Why Cameron could face revolt over FOBTs

Why Cameron could face revolt over FOBTs

Monday, November 9, 2015 Totally Gaming
David Cameron is reported to have blocked a review of gaming machines

UK Prime Minister David Cameron is reported to have blocked a review of fixed-odds betting machines (FOBTs) in a move that is said to have angered senior members of his own Conservative Party.

The Department for Culture, Media and Sport (DCMS) had proposed a review of the machines, which made £1.6bn (€2.24bn/$2.41bn) for the industry in the year to September 2014, a £45m rise on the previous 12 months. 

However, the Sunday Times newspaper reported this weekend that the proposal was blocked by the Cabinet Office in a move that Conservative MPs say was sanctioned by No 10. While a review of stakes and prizes is expected next year, the DCMS will, for now, be restricted to an evaluation of rules brought in this year that force gamblers to ask permission from shop staff when playing for high stakes

Charles Walker, vice-chairman of the 1922 committee of Conservative MPs, told The Sunday Times that the decision flew in the face of mounting concerns among party members.

“There are a growing number of colleagues on our benches who are concerned about FOBTs,” Walker said. “I would have very much welcomed a review.

“I don’t like the idea of them, I don’t like the way they operate and I don’t like the way that the betting industry tries to defend them.

“We all know what they are — they are a way of extracting vast sums of money from people who can mostly ill- afford to lose it.”

A group of local councils last year petitioned the government to impose a cap of £2 on FOBT stakes, however this was dismissed in July.
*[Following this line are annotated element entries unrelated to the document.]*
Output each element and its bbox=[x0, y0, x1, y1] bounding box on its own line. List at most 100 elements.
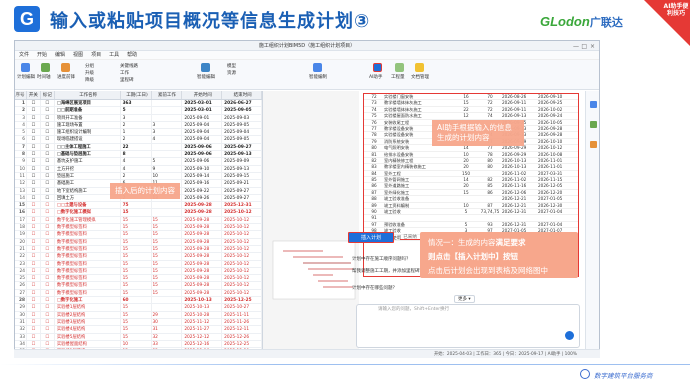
table-row[interactable]: 21 ☐ ☐ 数字模型标签料 15 15 2025-09-28 2025-10-12 bbox=[15, 245, 262, 254]
ribbon-docs[interactable]: 文档管理 bbox=[411, 74, 429, 80]
maximize-icon[interactable]: □ bbox=[581, 42, 587, 52]
row-flag[interactable]: ☐ bbox=[41, 297, 55, 304]
panel-list-icon[interactable] bbox=[590, 121, 597, 128]
row-flag[interactable]: ☐ bbox=[41, 216, 55, 224]
col-end[interactable]: 结束时间 bbox=[222, 91, 262, 99]
col-start[interactable]: 开始时间 bbox=[182, 91, 223, 99]
row-switch[interactable]: ☐ bbox=[27, 129, 41, 136]
row-flag[interactable]: ☐ bbox=[41, 326, 55, 333]
row-flag[interactable]: ☐ bbox=[41, 151, 55, 158]
smart-compile-icon[interactable] bbox=[313, 63, 322, 72]
col-no[interactable]: 序号 bbox=[15, 91, 27, 99]
row-flag[interactable]: ☐ bbox=[41, 318, 55, 326]
row-switch[interactable]: ☐ bbox=[27, 267, 41, 275]
more-dropdown[interactable]: 更多 ▾ bbox=[454, 295, 475, 303]
row-flag[interactable]: ☐ bbox=[41, 158, 55, 165]
row-switch[interactable]: ☐ bbox=[27, 107, 41, 114]
ribbon-resource[interactable]: 资源 bbox=[227, 70, 236, 76]
table-row[interactable]: 27 ☐ ☐ 数字模型标签料 15 15 2025-09-28 2025-10-12 bbox=[15, 289, 262, 298]
table-row[interactable]: 19 ☐ ☐ 数字模型标签料 15 15 2025-09-28 2025-10-12 bbox=[15, 231, 262, 239]
row-flag[interactable]: ☐ bbox=[41, 180, 55, 187]
row-switch[interactable]: ☐ bbox=[27, 194, 41, 202]
table-row[interactable]: 28 ☐ ☐ □数字化施工 60 2025-10-13 2025-12-25 bbox=[15, 297, 262, 305]
table-row[interactable]: 20 ☐ ☐ 数字模型标签料 15 15 2025-09-28 2025-10-12 bbox=[15, 238, 262, 246]
row-switch[interactable]: ☐ bbox=[27, 165, 41, 172]
ribbon-model[interactable]: 模型 bbox=[227, 63, 236, 69]
close-icon[interactable]: × bbox=[590, 42, 595, 52]
table-row[interactable]: 9 ☐ ☐ 基坑支护施工 4 5 2025-09-06 2025-09-09 bbox=[15, 158, 262, 166]
panel-tool-icon[interactable] bbox=[590, 101, 597, 108]
col-flag[interactable]: 标记 bbox=[41, 91, 55, 99]
row-switch[interactable]: ☐ bbox=[27, 245, 41, 253]
row-flag[interactable]: ☐ bbox=[41, 253, 55, 260]
row-switch[interactable]: ☐ bbox=[27, 158, 41, 165]
row-switch[interactable]: ☐ bbox=[27, 260, 41, 267]
row-flag[interactable]: ☐ bbox=[41, 282, 55, 289]
row-flag[interactable]: ☐ bbox=[41, 245, 55, 253]
row-flag[interactable]: ☐ bbox=[41, 202, 55, 209]
menu-home[interactable]: 开始 bbox=[37, 51, 47, 59]
table-row[interactable]: 31 ☐ ☐ 实验楼3层结构 15 30 2025-11-12 2025-11-26 bbox=[15, 318, 262, 327]
row-flag[interactable]: ☐ bbox=[41, 136, 55, 143]
table-row[interactable]: 6 ☐ ☐ 现场临建搭设 2 4 2025-09-04 2025-09-05 bbox=[15, 136, 262, 144]
progress-icon[interactable] bbox=[61, 63, 70, 72]
row-flag[interactable]: ☐ bbox=[41, 107, 55, 114]
ribbon-group[interactable]: 分组 bbox=[85, 63, 94, 69]
smart-edit-icon[interactable] bbox=[201, 63, 210, 72]
ai-assistant-icon[interactable] bbox=[373, 63, 382, 72]
row-flag[interactable]: ☐ bbox=[41, 275, 55, 282]
table-row[interactable]: 3 ☐ ☐ 项目开工准备 3 2025-09-01 2025-09-03 bbox=[15, 114, 262, 122]
row-switch[interactable]: ☐ bbox=[27, 187, 41, 194]
row-switch[interactable]: ☐ bbox=[27, 275, 41, 282]
row-switch[interactable]: ☐ bbox=[27, 136, 41, 143]
ribbon-quantity[interactable]: 工程量 bbox=[391, 74, 405, 80]
table-row[interactable]: 24 ☐ ☐ 数字模型标签料 15 15 2025-09-28 2025-10-12 bbox=[15, 267, 262, 276]
row-flag[interactable]: ☐ bbox=[41, 129, 55, 136]
row-flag[interactable]: ☐ bbox=[41, 333, 55, 340]
row-switch[interactable]: ☐ bbox=[27, 202, 41, 209]
col-name[interactable]: 工作名称 bbox=[55, 91, 121, 99]
ribbon-timeline[interactable]: 时间轴 bbox=[37, 74, 51, 80]
row-switch[interactable]: ☐ bbox=[27, 231, 41, 238]
row-switch[interactable]: ☐ bbox=[27, 289, 41, 297]
row-flag[interactable]: ☐ bbox=[41, 311, 55, 318]
table-row[interactable]: 15 ☐ ☐ □□土建与设备 75 2025-09-28 2025-12-31 bbox=[15, 202, 262, 210]
row-flag[interactable]: ☐ bbox=[41, 260, 55, 267]
table-row[interactable]: 30 ☐ ☐ 实验楼2层结构 15 29 2025-10-28 2025-11-11 bbox=[15, 311, 262, 319]
suggested-question-1[interactable]: 计划中存在施工顺序问题吗？ bbox=[352, 256, 411, 262]
row-flag[interactable]: ☐ bbox=[41, 194, 55, 202]
table-row[interactable]: 4 ☐ ☐ 施工现场布置 2 3 2025-09-04 2025-09-05 bbox=[15, 121, 262, 130]
row-switch[interactable]: ☐ bbox=[27, 143, 41, 151]
row-switch[interactable]: ☐ bbox=[27, 333, 41, 340]
ribbon-upgrade[interactable]: 升级 bbox=[85, 70, 94, 76]
table-row[interactable]: 32 ☐ ☐ 实验楼4层结构 15 31 2025-11-27 2025-12-11 bbox=[15, 326, 262, 334]
col-switch[interactable]: 开关 bbox=[27, 91, 41, 99]
table-row[interactable]: 5 ☐ ☐ 施工组织设计编制 1 3 2025-09-04 2025-09-04 bbox=[15, 129, 262, 137]
menu-tools[interactable]: 工具 bbox=[109, 51, 119, 59]
send-icon[interactable] bbox=[565, 331, 574, 340]
row-switch[interactable]: ☐ bbox=[27, 311, 41, 318]
row-flag[interactable]: ☐ bbox=[41, 187, 55, 194]
row-switch[interactable]: ☐ bbox=[27, 114, 41, 121]
menu-file[interactable]: 文件 bbox=[19, 51, 29, 59]
table-row[interactable]: 11 ☐ ☐ 垫层施工 2 10 2025-09-14 2025-09-15 bbox=[15, 172, 262, 181]
ribbon-milestone[interactable]: 里程碑 bbox=[120, 77, 134, 83]
table-row[interactable]: 2 ☐ ☐ □□前期准备 5 2025-03-01 2025-09-05 bbox=[15, 107, 262, 115]
row-switch[interactable]: ☐ bbox=[27, 318, 41, 326]
table-row[interactable]: 17 ☐ ☐ 数字化施工管理模拟 15 15 2025-09-28 2025-10-12 bbox=[15, 216, 262, 225]
row-switch[interactable]: ☐ bbox=[27, 172, 41, 180]
docs-icon[interactable] bbox=[415, 63, 424, 72]
table-row[interactable]: 8 ☐ ☐ □基础与垫层施工 8 2025-09-06 2025-09-13 bbox=[15, 151, 262, 159]
panel-settings-icon[interactable] bbox=[590, 141, 597, 148]
row-switch[interactable]: ☐ bbox=[27, 326, 41, 333]
col-duration[interactable]: 工期(工日) bbox=[121, 91, 153, 99]
table-row[interactable]: 23 ☐ ☐ 数字模型标签料 15 15 2025-09-28 2025-10-12 bbox=[15, 260, 262, 268]
table-row[interactable]: 10 ☐ ☐ 土方开挖 4 9 2025-09-10 2025-09-13 bbox=[15, 165, 262, 173]
table-row[interactable]: 25 ☐ ☐ 数字模型标签料 15 15 2025-09-28 2025-10-12 bbox=[15, 275, 262, 283]
row-switch[interactable]: ☐ bbox=[27, 121, 41, 129]
gantt-chart[interactable] bbox=[263, 91, 359, 355]
row-flag[interactable]: ☐ bbox=[41, 289, 55, 297]
row-switch[interactable]: ☐ bbox=[27, 238, 41, 245]
ribbon-smart-edit[interactable]: 智能编辑 bbox=[197, 74, 215, 80]
menu-help[interactable]: 帮助 bbox=[127, 51, 137, 59]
The Conservative MPs that have expressed concern about FOBTs include Sports Minister Tracey Crouch and Boris Johnson, who is also Mayor of London.
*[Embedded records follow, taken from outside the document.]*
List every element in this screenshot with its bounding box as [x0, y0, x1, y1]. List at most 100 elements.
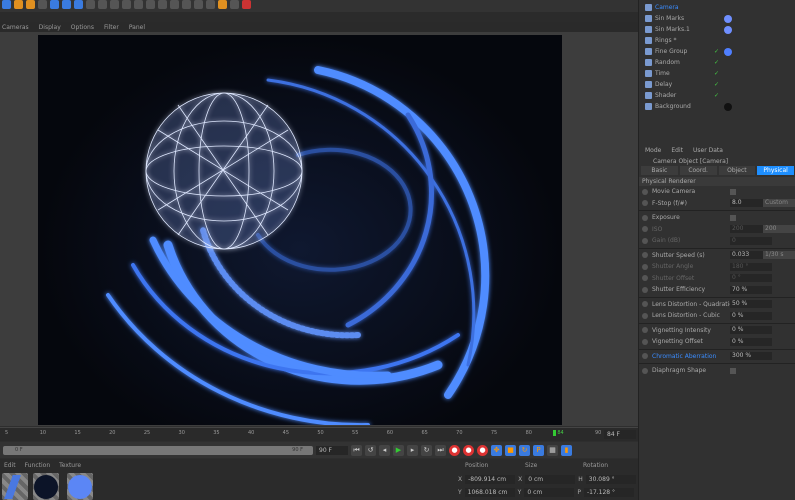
animate-dot-icon[interactable] [642, 252, 648, 259]
object-row[interactable]: Time ✓ [639, 68, 795, 79]
key-parameter-icon[interactable]: P [533, 444, 544, 456]
floor-icon[interactable] [182, 0, 191, 9]
param-value[interactable]: 0 % [730, 311, 772, 320]
z-axis-icon[interactable] [74, 0, 83, 9]
enabled-check-icon[interactable]: ✓ [714, 92, 719, 99]
object-row[interactable]: Shader ✓ [639, 90, 795, 101]
material-tag-icon[interactable] [724, 102, 732, 111]
keyframe-selection-icon[interactable]: ● [477, 444, 488, 456]
size-x-field[interactable]: 0 cm [525, 475, 576, 484]
menu-mode[interactable]: Mode [645, 147, 661, 154]
animate-dot-icon[interactable] [642, 327, 648, 334]
enabled-check-icon[interactable]: ✓ [714, 81, 719, 88]
render-settings-icon[interactable] [110, 0, 119, 9]
animate-dot-icon[interactable] [642, 188, 648, 195]
rotation-p-field[interactable]: -17.128 ° [583, 488, 634, 497]
animate-dot-icon[interactable] [642, 301, 648, 308]
prev-key-icon[interactable]: ↺ [365, 444, 376, 456]
menu-user-data[interactable]: User Data [693, 147, 723, 154]
param-value[interactable]: 0 % [730, 326, 772, 335]
rotation-h-field[interactable]: 30.089 ° [585, 475, 636, 484]
size-y-field[interactable]: 0 cm [524, 488, 575, 497]
object-row[interactable]: Camera [639, 2, 795, 13]
menu-filter[interactable]: Filter [104, 24, 119, 31]
object-row[interactable]: Delay ✓ [639, 79, 795, 90]
param-value[interactable]: 70 % [730, 285, 772, 294]
play-icon[interactable]: ▶ [393, 444, 404, 456]
animate-dot-icon[interactable] [642, 263, 648, 270]
animate-dot-icon[interactable] [642, 353, 648, 360]
playhead[interactable]: 84 [553, 430, 564, 436]
object-row[interactable]: Sin Marks.1 [639, 24, 795, 35]
animate-dot-icon[interactable] [642, 200, 648, 207]
enabled-check-icon[interactable]: ✓ [714, 48, 719, 55]
material-swatch[interactable] [67, 473, 93, 500]
param-value[interactable]: 0 % [730, 337, 772, 346]
camera-icon[interactable] [194, 0, 203, 9]
rotate-tool-icon[interactable] [26, 0, 35, 9]
material-tag-icon[interactable] [724, 25, 732, 34]
current-frame-field[interactable]: 84 F [604, 430, 636, 439]
animate-dot-icon[interactable] [642, 275, 648, 282]
key-rotation-icon[interactable]: ↻ [519, 444, 530, 456]
param-checkbox[interactable] [730, 188, 736, 195]
position-x-field[interactable]: -809.914 cm [465, 475, 516, 484]
animate-dot-icon[interactable] [642, 286, 648, 293]
object-row[interactable]: Sin Marks [639, 13, 795, 24]
snap-icon[interactable] [242, 0, 251, 9]
move-tool-icon[interactable] [2, 0, 11, 9]
tab-object[interactable]: Object [718, 166, 756, 175]
deformer-icon[interactable] [170, 0, 179, 9]
y-axis-icon[interactable] [62, 0, 71, 9]
param-checkbox[interactable] [730, 367, 736, 374]
animate-dot-icon[interactable] [642, 312, 648, 319]
menu-display[interactable]: Display [39, 24, 61, 31]
param-checkbox[interactable] [730, 214, 736, 221]
cube-icon[interactable] [122, 0, 131, 9]
go-to-start-icon[interactable]: ⏮ [351, 444, 362, 456]
menu-edit[interactable]: Edit [4, 462, 16, 469]
object-row[interactable]: Random ✓ [639, 57, 795, 68]
timeline-layout-icon[interactable]: ▮ [561, 444, 572, 456]
record-icon[interactable]: ● [449, 444, 460, 456]
key-scale-icon[interactable]: ■ [505, 444, 516, 456]
position-y-field[interactable]: 1068.018 cm [464, 488, 515, 497]
render-picture-icon[interactable] [98, 0, 107, 9]
spline-icon[interactable] [134, 0, 143, 9]
menu-edit[interactable]: Edit [671, 147, 683, 154]
render-view[interactable] [38, 35, 562, 428]
object-row[interactable]: Rings * [639, 35, 795, 46]
material-tag-icon[interactable] [724, 47, 732, 56]
menu-function[interactable]: Function [25, 462, 51, 469]
render-view-icon[interactable] [86, 0, 95, 9]
next-frame-icon[interactable]: ▸ [407, 444, 418, 456]
autokey-icon[interactable]: ● [463, 444, 474, 456]
key-position-icon[interactable]: ✥ [491, 444, 502, 456]
mograph-icon[interactable] [218, 0, 227, 9]
material-swatch[interactable] [33, 473, 59, 500]
param-value[interactable]: 300 % [730, 352, 772, 361]
animate-dot-icon[interactable] [642, 367, 648, 374]
object-row[interactable]: Background [639, 101, 795, 112]
nurbs-icon[interactable] [146, 0, 155, 9]
axis-icon[interactable] [38, 0, 47, 9]
menu-panel[interactable]: Panel [129, 24, 145, 31]
enabled-check-icon[interactable]: ✓ [714, 59, 719, 66]
menu-texture[interactable]: Texture [59, 462, 81, 469]
time-range-slider[interactable]: 0 F 90 F [3, 445, 313, 455]
animate-dot-icon[interactable] [642, 338, 648, 345]
enabled-check-icon[interactable]: ✓ [714, 70, 719, 77]
menu-cameras[interactable]: Cameras [2, 24, 29, 31]
menu-options[interactable]: Options [71, 24, 94, 31]
material-tag-icon[interactable] [724, 14, 732, 23]
key-pla-icon[interactable]: ▦ [547, 444, 558, 456]
object-row[interactable]: Fine Group ✓ [639, 46, 795, 57]
go-to-end-icon[interactable]: ⏭ [435, 444, 446, 456]
param-preset-dropdown[interactable]: 1/30 s [763, 251, 795, 260]
animate-dot-icon[interactable] [642, 214, 648, 221]
tab-physical[interactable]: Physical [757, 166, 794, 175]
animate-dot-icon[interactable] [642, 226, 648, 233]
material-swatch[interactable] [2, 473, 28, 500]
tab-basic[interactable]: Basic [641, 166, 678, 175]
x-axis-icon[interactable] [50, 0, 59, 9]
The Sunday Times said that Johnson declined to comment on the blocked review, but said he wanted ministers to treat the machines with the “utmost caution”.
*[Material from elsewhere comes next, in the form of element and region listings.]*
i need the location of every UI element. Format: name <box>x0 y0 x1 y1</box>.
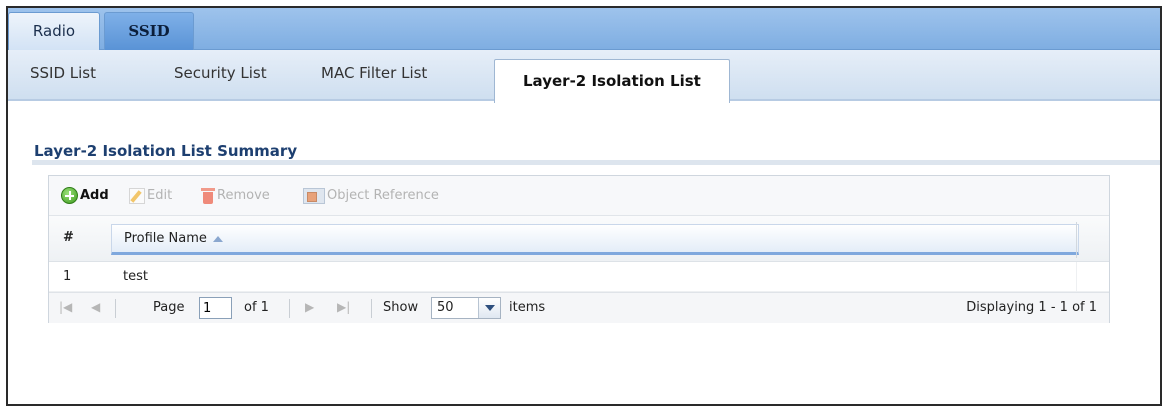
trash-icon <box>201 187 215 204</box>
object-reference-button[interactable]: Object Reference <box>303 186 439 206</box>
pagination-bar: |◀ ◀ Page of 1 ▶ ▶| Show 50 items Displa… <box>49 292 1109 323</box>
page-count-label: of 1 <box>244 300 269 315</box>
displaying-count: Displaying 1 - 1 of 1 <box>966 300 1097 315</box>
tab-layer2-isolation-list[interactable]: Layer-2 Isolation List <box>494 59 730 103</box>
column-header-profile-name[interactable]: Profile Name <box>111 224 1079 255</box>
column-divider <box>1076 222 1077 258</box>
section-divider <box>32 160 1160 165</box>
pager-divider <box>115 299 116 318</box>
items-per-page-select[interactable]: 50 <box>431 297 501 319</box>
first-page-icon[interactable]: |◀ <box>59 300 72 314</box>
column-header-label: Profile Name <box>124 231 207 246</box>
table-toolbar: Add Edit Remove Object Reference <box>49 176 1109 216</box>
next-page-icon[interactable]: ▶ <box>305 300 314 314</box>
profile-table-panel: Add Edit Remove Object Reference # Profi… <box>48 175 1110 323</box>
top-tab-bar: Radio SSID <box>8 8 1160 50</box>
row-profile-name: test <box>123 269 148 284</box>
tab-ssid[interactable]: SSID <box>104 12 194 50</box>
tab-security-list[interactable]: Security List <box>174 64 267 82</box>
table-row[interactable]: 1 test <box>49 262 1109 292</box>
edit-button[interactable]: Edit <box>129 186 172 206</box>
window-frame: Radio SSID SSID List Security List MAC F… <box>6 6 1162 406</box>
sub-tab-bar: SSID List Security List MAC Filter List … <box>8 50 1160 103</box>
edit-icon <box>129 187 145 204</box>
page-label: Page <box>153 300 185 315</box>
page-number-input[interactable] <box>199 297 232 319</box>
previous-page-icon[interactable]: ◀ <box>91 300 100 314</box>
items-label: items <box>509 300 546 315</box>
chevron-down-icon[interactable] <box>478 298 500 318</box>
tab-ssid-list[interactable]: SSID List <box>30 64 96 82</box>
section-title: Layer-2 Isolation List Summary <box>34 142 298 160</box>
column-divider <box>1076 262 1077 292</box>
add-button[interactable]: Add <box>61 186 109 206</box>
tab-mac-filter-list[interactable]: MAC Filter List <box>321 64 427 82</box>
last-page-icon[interactable]: ▶| <box>337 300 350 314</box>
row-index: 1 <box>63 269 72 284</box>
table-header: # Profile Name <box>49 216 1109 262</box>
add-icon <box>61 187 78 204</box>
pager-divider <box>289 299 290 318</box>
column-header-index: # <box>63 230 74 245</box>
object-reference-icon <box>303 187 325 204</box>
pager-divider <box>371 299 372 318</box>
show-label: Show <box>383 300 419 315</box>
items-per-page-value: 50 <box>437 300 454 315</box>
sort-ascending-icon <box>212 235 223 242</box>
remove-button[interactable]: Remove <box>201 186 270 206</box>
tab-radio[interactable]: Radio <box>8 12 100 50</box>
Johnson added: “Fixed-odds betting machines are the scourge of our high streets and are a bad influence on our community.

“They can be dangerously addictive, their promise of whopping wins only heeds false hope, and they prey on the most vulnerable. Although this is clearly a matter for the two departments, earlier this year I did urge government to proceed with the utmost caution when considering the maximum stakes available on these machines.”